There are those, for instance, who say:
“There is something inherently paternalistic in rescuing someone. There’s no avoiding this. And this is especially pernicious in the context where someone has been methodically and institutionally disempowered— ‘saving’ them, though well-intentioned, may change many circumstances but it unfortunately continues the pattern of disempowerment.”
http://crookedtimber.org/2008/12/28/we-will-kill-you-if-you-go-to-school/#comment-262134
Given the discussion from which the above is taken involves the Taliban’s threats to kill girls who go to school, fretting about the “inherent paternalism” of rescue seems a tad… indulgent. The commenter goes on to say, “I think [it’s] everyone’s duty to fight against injustice” and that we must “oppose those barriers which prevent Afghan women from empowering themselves.” Though how one might do this without seeming “paternalistic” isn’t entirely clear; and how the schoolgirls in question might go about empowering themselves against the Taliban, who have guns, is equally unobvious. (And if we’re going to insist on parental rhetoric, why not “maternal”? As someone else points out later in the thread: “When a female fire-fighter comes to my house and pulls me out of a fire is that ‘paternalistic’?”)
In many arguments of this kind the focus is on “our” alleged wickedness and/or malign impact rather than on the people whose lives may be improved by being more like us. (Wishing people to be more like us in certain ways, even if this would be enormously to their advantage, is apparently a terrible, terrible thing.) I suppose it’s what’s happens when a person has been exposed at length to a subset of leftist thinking – a kind of pathological vanity, in which “we” remain the centre of attention, albeit in the most unflattering of light.
“while vegan diets are a good thing”
Why are they a good thing?
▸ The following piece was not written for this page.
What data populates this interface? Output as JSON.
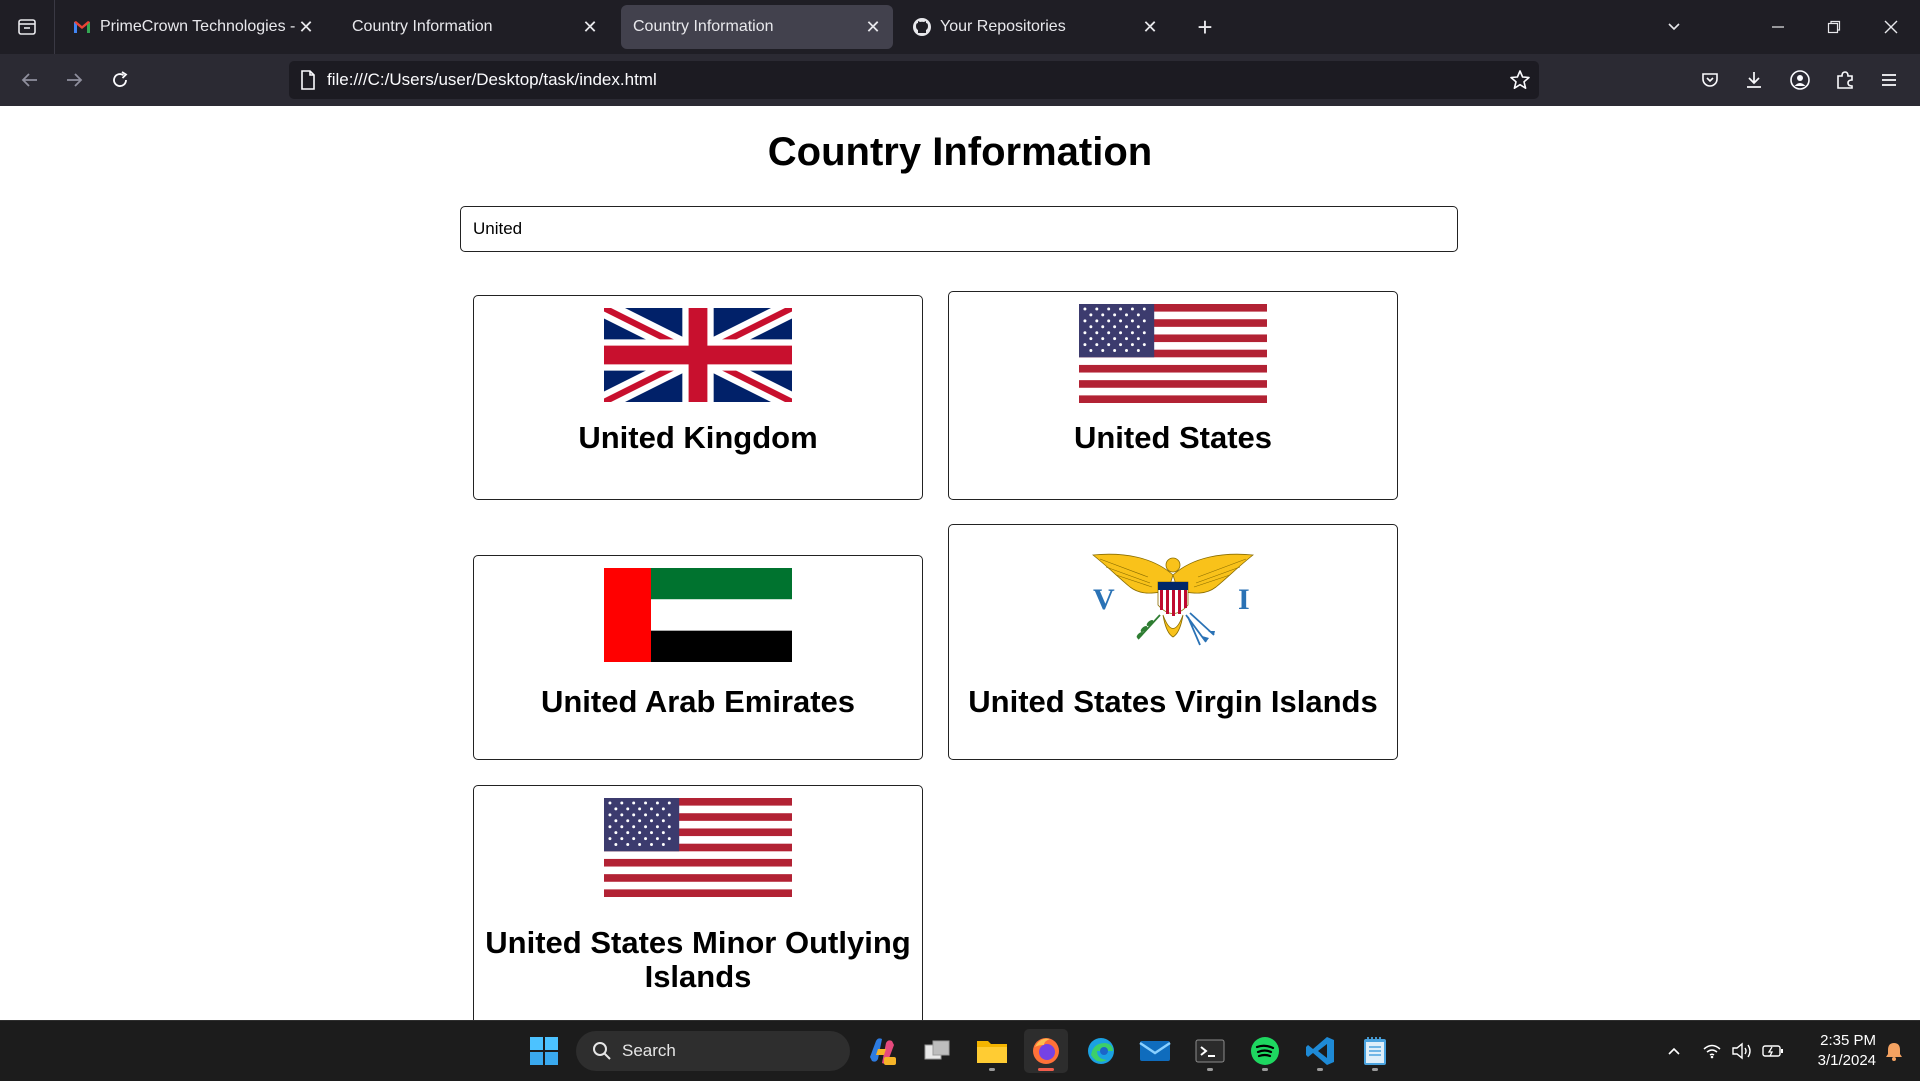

Granted, such a diet probably uses less ‘resources’ than a meat-rich diet. But he is comparing his diet against that of another human. His vegan diet undoubtedly uses more resources than, say, a mouse, so why should he hog the world’s resources just to wallow in his own self-loathing? These fanatics don’t view humans as superior to mice, so doesn’t he feel guilt about this, and why doesn’t he sacrifice himself for the greater good of mice, who are more worthy, not being white , western and middle-class.
“the only saving grace is that these people — the flaming retards — are the ones choosing not to breed”
Sadly, their lunacy is not genetic but is instead rammed into the heads of children via the education system they dominate.
It all boils down in the end to self-loathing and guilt. First it was about class, then it was about race, now it is about the species. Also, not one of these dishonest maniacs has ever explained how we are going to get countries like India, China etc to reduce their consumerism and consumption. Their only idea seems to be inspiring them via our own suicide.